15/20 Cucina prevalentemente di avanguardia

Pregi

  • La differenziazione della proposta.
  • La carta dei vini divertente e contemporanea.
  • L'informalità del locale.

Difetti

  • L'illuminazione (come per il fratello vicino Oltre) potrebbe essere un filo più rafforzata.
Visitato il 05-2022

Parola d’ordine: versatilità

Un calice? Possibile. Un piatto d’accompagnamento?
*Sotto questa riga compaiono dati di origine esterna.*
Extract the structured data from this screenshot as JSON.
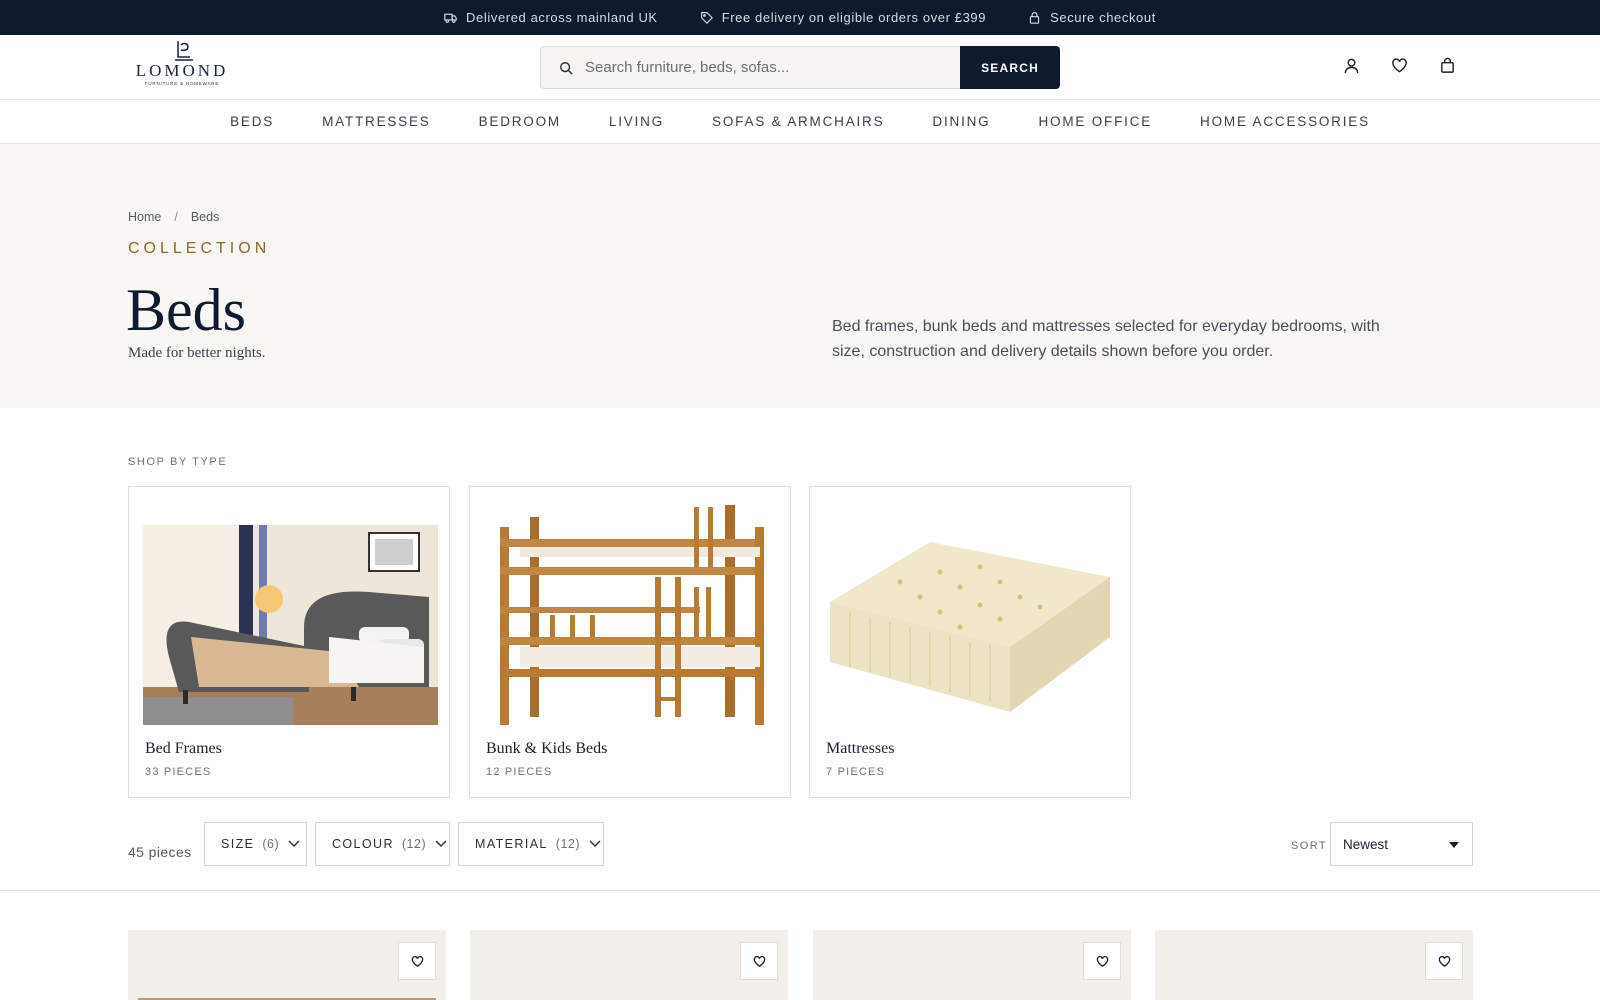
{
  "announcement": {
    "items": [
      {
        "icon": "truck-icon",
        "text": "Delivered across mainland UK"
      },
      {
        "icon": "tag-icon",
        "text": "Free delivery on eligible orders over £399"
      },
      {
        "icon": "lock-icon",
        "text": "Secure checkout"
      }
    ]
  },
  "header": {
    "logo_text": "LOMOND",
    "logo_tagline": "FURNITURE & HOMEWARE",
    "search_placeholder": "Search furniture, beds, sofas...",
    "search_button": "SEARCH",
    "icons": [
      "account-icon",
      "wishlist-heart-icon",
      "cart-bag-icon"
    ]
  },
  "nav": {
    "items": [
      "BEDS",
      "MATTRESSES",
      "BEDROOM",
      "LIVING",
      "SOFAS & ARMCHAIRS",
      "DINING",
      "HOME OFFICE",
      "HOME ACCESSORIES"
    ]
  },
  "hero": {
    "breadcrumb": [
      "Home",
      "Beds"
    ],
    "breadcrumb_sep": "/",
    "eyebrow": "COLLECTION",
    "title": "Beds",
    "subtitle": "Made for better nights.",
    "description": "Bed frames, bunk beds and mattresses selected for everyday bedrooms, with size, construction and delivery details shown before you order."
  },
  "shop_by_type": {
    "label": "SHOP BY TYPE",
    "cards": [
      {
        "name": "Bed Frames",
        "count": "33 PIECES"
      },
      {
        "name": "Bunk & Kids Beds",
        "count": "12 PIECES"
      },
      {
        "name": "Mattresses",
        "count": "7 PIECES"
      }
    ]
  },
  "filters": {
    "pieces": "45 pieces",
    "buttons": [
      {
        "label": "SIZE",
        "count": "(6)"
      },
      {
        "label": "COLOUR",
        "count": "(12)"
      },
      {
        "label": "MATERIAL",
        "count": "(12)"
      }
    ],
    "sort_label": "SORT",
    "sort_value": "Newest"
  },
  "colors": {
    "navy": "#0f1a2e",
    "gold": "#8c6a2e",
    "cream": "#f9f7f4"
  }
}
Senz’altro! Una serata all’insegna della sana irriverenza gastronomica? Ma certo! L’eterogeneità di Ahimè, la quarta insegna della cordata Costa-Bucci–Orsi, al grido di battaglia “Make Bologna great again” centra nuovamente il bersaglio. Locale, dove l’aspetto materico si comprende sin dal suo arredamento tra colori tenui che si alternano ai tavoli di legno grezzo, piante e stoviglie ancièn, così tremendamente belle a far da contorno all’impostazione gastronomica data dal giovane Lorenzo Vecchia in cucina. Vecchia porta idealmente sulla giacca le illustri mostrine guadagnate su campi stellati come Carlo Cracco, Lorenzo Cogo, Antonia Klugmann, o dell’iberico Martín Berasategui. Una gavetta di spessore, che si estrinseca in una certa predilezione per il regno vegetale, grazie alle grandi materie prime fornite direttamente da Federico Orsi che, caleidoscopicamente, è vignaiolo, orticoltore, allevatore nel hinterland bolognese di Pragatto.

Il metronomo della stagionalità scandisce implacabile la disponibilità dei prodotti offerti. Una sfida ritmica che sembra piacere assai a Lorenzo Vecchia, che consegna una sequenza degustata in un’ora e 15 minuti (dettaglio positivamente non trascurabile) e dove, vale la pena di dirlo subito, tutti i piatti hanno suscitato la nostra attenzione. Ricacci, sedano, pesto e alliaria celebra la selvatica croccantezza (ma non coriacea) vegetale, sublimandola tra le note affumicate della brace. L’Anatra poi viene spogliata della sua usuale cottura reinventandosi morbida tartare glassata con il suo fondo,  in contrappunti dolci pungenti tra la polvere di aglio caramellato e il berberè. La Vongola, topinambur, cocco, mandorle e garum di alici è ruffiana per dolcezza, ma nerboruta in carnosità il cui vezzo marino è esaltato in ulteriore spinta dal garum. Un grande piatto. Lo Spaghetto all’arrabbiata, dove la totale assenza del pomodoro è colmata dalla riduzione di peperone rosso e dalla pasta di peperone fermentata. Peccato per il banale errore tecnico della cottura. Si procede verso la conclusione con la Millefoglie di patata con crema di mais e paprika affumicata, dove il gradiente dolce del mais, spezzato sulla arrostitura della patata, è spolverata dalla spezia. La conclusione, classica, confortevole: un Bombolone (ricolmo) di crema e la Pera al vino rosso con crema alla nocciola. Praticamente nella casa di nonna dopo una spedizione di sette mesi in Amazzonia con solo una scatola di fiammiferi!

Che sia il singolo piatto o la sequenza da aficionado della tavola, la verve di Vecchia esprime una concretezza sia di forma che di sostanza capace di fare di Ahimè una di quelle tavole dove, 24 ore su 24 (quasi) il divertimento e il benessere dell’uomo – ospite e ospitato – la fanno da padroni. La valutazione, per ora, è arrotondata per difetto, ne vedremo delle belle, potenzialmente.